OOB verify An agent that can propose payments, update banking details, or modify production configuration is, by construction, a manipulation surface. If the only thing standing between a proposed change and its execution is the agent's own UI, a successful prompt injection or RAG poisoning attack requires no additional steps. Out-of-band verification breaks that dependency by routing a one-use confirmation code through a channel that is structurally separate from the agent's primary interaction channel, so an attacker who controls the agent's context cannot complete the approval without also compromising the user's registered secondary device.
AI label When an AI agent generates content or proposes an action, users need to know that the source is an AI before they decide to act. Without that signal, users routinely over-trust agent output. AI-source disclosure addresses this by attaching a visible label to every AI-generated item and by requiring explicit confirmation for consequential actions, restoring the critical gap between receipt and acceptance.
Peer consensus A single agent's judgment on a high-impact action can be wrong, manipulated, or compromised. Requiring N of M independent peer agents to agree before the action executes means an attacker or a systematic error must affect the quorum majority, not just one agent, before harm results.
Code review gate An AI coding agent produces code that can be executed or merged to a production branch without a human ever reading it. If the agent has been manipulated, its generated code can contain hidden payloads, backdoors, or privilege-escalating logic. A code-generation review gate prevents that: every change attributable to an AI agent must pass automated static analysis and receive explicit human approval before it can merge or execute, and the agent identity that authored the change is structurally barred from also approving it.

Detect

HITL calibration loop An agent at a human-in-the-loop gate will be overridden when its decisions do not match the reviewer's judgment.
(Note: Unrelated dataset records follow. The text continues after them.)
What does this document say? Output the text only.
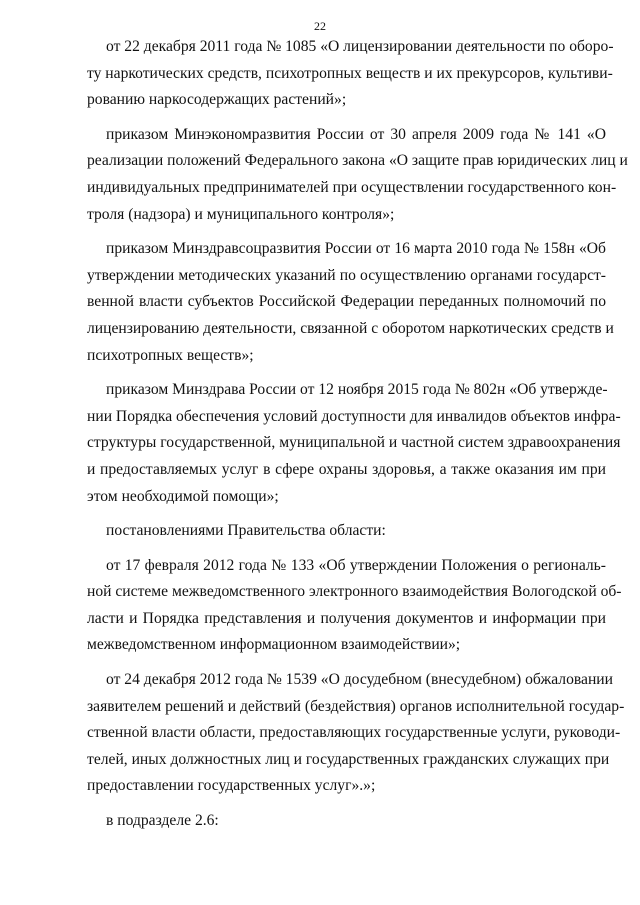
22
от 22 декабря 2011 года № 1085 «О лицензировании деятельности по оборо-
ту наркотических средств, психотропных веществ и их прекурсоров, культиви-
рованию наркосодержащих растений»;
приказом Минэкономразвития России от 30 апреля 2009 года № 141 «О
реализации положений Федерального закона «О защите прав юридических лиц и
индивидуальных предпринимателей при осуществлении государственного кон-
троля (надзора) и муниципального контроля»;
приказом Минздравсоцразвития России от 16 марта 2010 года № 158н «Об
утверждении методических указаний по осуществлению органами государст-
венной власти субъектов Российской Федерации переданных полномочий по
лицензированию деятельности, связанной с оборотом наркотических средств и
психотропных веществ»;
приказом Минздрава России от 12 ноября 2015 года № 802н «Об утвержде-
нии Порядка обеспечения условий доступности для инвалидов объектов инфра-
структуры государственной, муниципальной и частной систем здравоохранения
и предоставляемых услуг в сфере охраны здоровья, а также оказания им при
этом необходимой помощи»;
постановлениями Правительства области:
от 17 февраля 2012 года № 133 «Об утверждении Положения о региональ-
ной системе межведомственного электронного взаимодействия Вологодской об-
ласти и Порядка представления и получения документов и информации при
межведомственном информационном взаимодействии»;
от 24 декабря 2012 года № 1539 «О досудебном (внесудебном) обжаловании
заявителем решений и действий (бездействия) органов исполнительной государ-
ственной власти области, предоставляющих государственные услуги, руководи-
телей, иных должностных лиц и государственных гражданских служащих при
предоставлении государственных услуг».»;
в подразделе 2.6:
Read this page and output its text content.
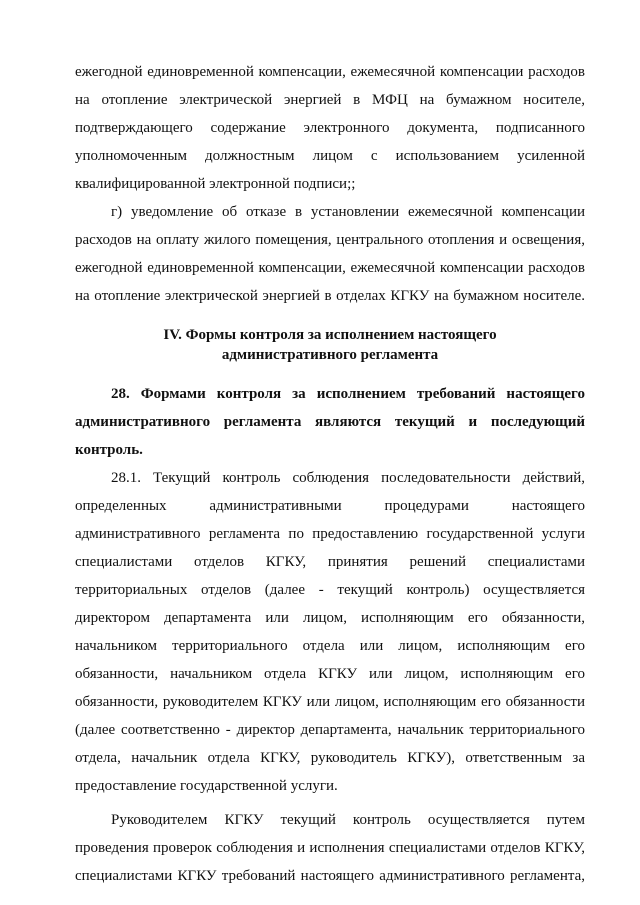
ежегодной единовременной компенсации, ежемесячной компенсации расходов
на отопление электрической энергией в МФЦ на бумажном носителе,
подтверждающего содержание электронного документа, подписанного
уполномоченным должностным лицом с использованием усиленной
квалифицированной электронной подписи;;
г) уведомление об отказе в установлении ежемесячной компенсации
расходов на оплату жилого помещения, центрального отопления и освещения,
ежегодной единовременной компенсации, ежемесячной компенсации расходов
на отопление электрической энергией в отделах КГКУ на бумажном носителе.
IV. Формы контроля за исполнением настоящего
административного регламента
28. Формами контроля за исполнением требований настоящего
административного регламента являются текущий и последующий
контроль.
28.1. Текущий контроль соблюдения последовательности действий,
определенных административными процедурами настоящего
административного регламента по предоставлению государственной услуги
специалистами отделов КГКУ, принятия решений специалистами
территориальных отделов (далее - текущий контроль) осуществляется
директором департамента или лицом, исполняющим его обязанности,
начальником территориального отдела или лицом, исполняющим его
обязанности, начальником отдела КГКУ или лицом, исполняющим его
обязанности, руководителем КГКУ или лицом, исполняющим его обязанности
(далее соответственно - директор департамента, начальник территориального
отдела, начальник отдела КГКУ, руководитель КГКУ), ответственным за
предоставление государственной услуги.
Руководителем КГКУ текущий контроль осуществляется путем
проведения проверок соблюдения и исполнения специалистами отделов КГКУ,
специалистами КГКУ требований настоящего административного регламента,
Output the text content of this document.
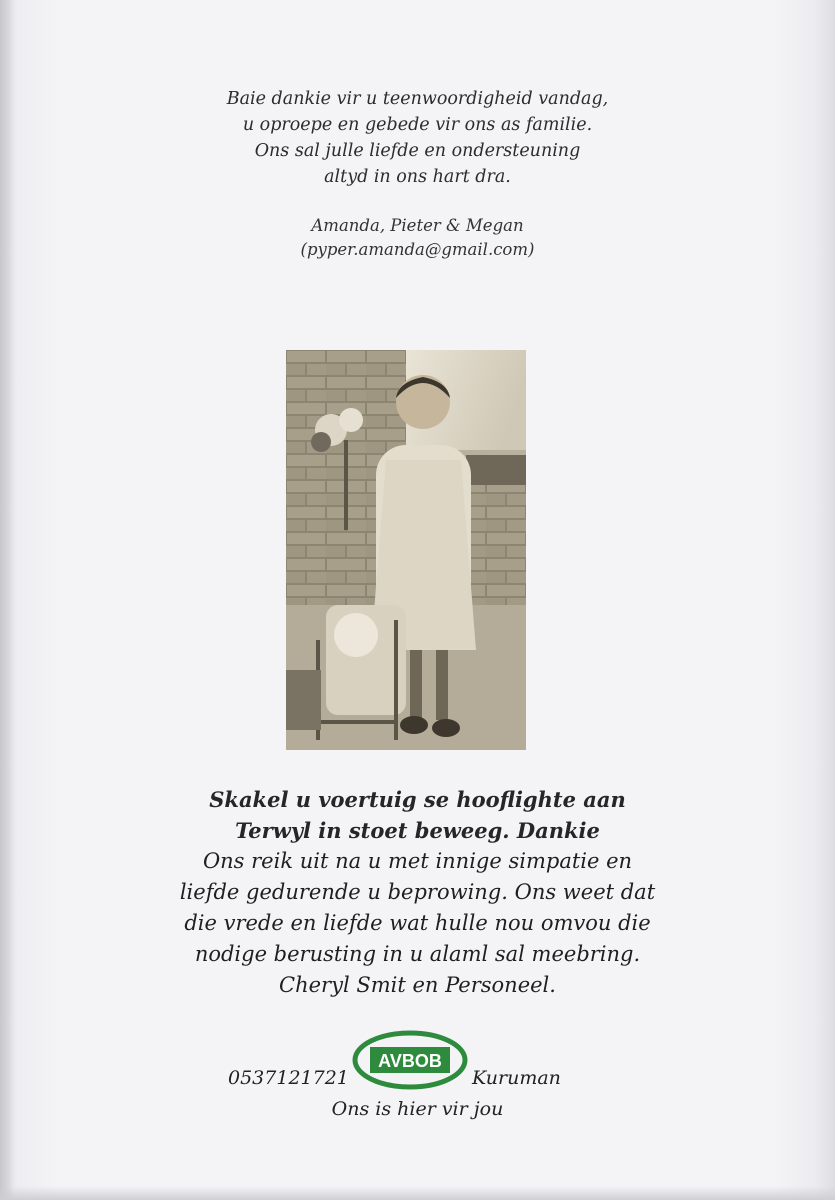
Baie dankie vir u teenwoordigheid vandag,
u oproepe en gebede vir ons as familie.
Ons sal julle liefde en ondersteuning
altyd in ons hart dra.
Amanda, Pieter & Megan
(pyper.amanda@gmail.com)
Skakel u voertuig se hooflighte aan
Terwyl in stoet beweeg. Dankie
Ons reik uit na u met innige simpatie en
liefde gedurende u beprowing. Ons weet dat
die vrede en liefde wat hulle nou omvou die
nodige berusting in u alaml sal meebring.
Cheryl Smit en Personeel.
AVBOB
0537121721	Kuruman
Ons is hier vir jou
Without a return path, those corrections are discarded: the same miscalibration surfaces again in the next review cycle and the one after that. A feedback loop closes that gap by capturing each override event as a structured record, accumulating those records into a calibration dataset, and using patterns in that dataset to drive targeted changes to the agent's system prompt, tool-scope policy, or divergence-monitor thresholds. A well-calibrated agent produces fewer out-of-distribution decisions, so the review queue contracts over time.

Respond

Adaptive load Human reviewers make more errors as cognitive load accumulates over a shift. An adversary who floods a HITL gate, or a system that simply generates high output volume, exploits that degradation without bypassing the gate at all. Adaptive workload balancing addresses this by treating reviewer fatigue as a live routing input: each incoming review is assigned to the reviewer with the lowest current fatigue score, mandatory breaks are enforced before a reviewer's error rate climbs further, and items are held rather than assigned to any reviewer above the break threshold.

In Helmwart

The Q1 human-in-the-loop signal feeds the trifecta check and Q4 findings. A launch-blocking finding fires when the trifecta is active with no HITL gate.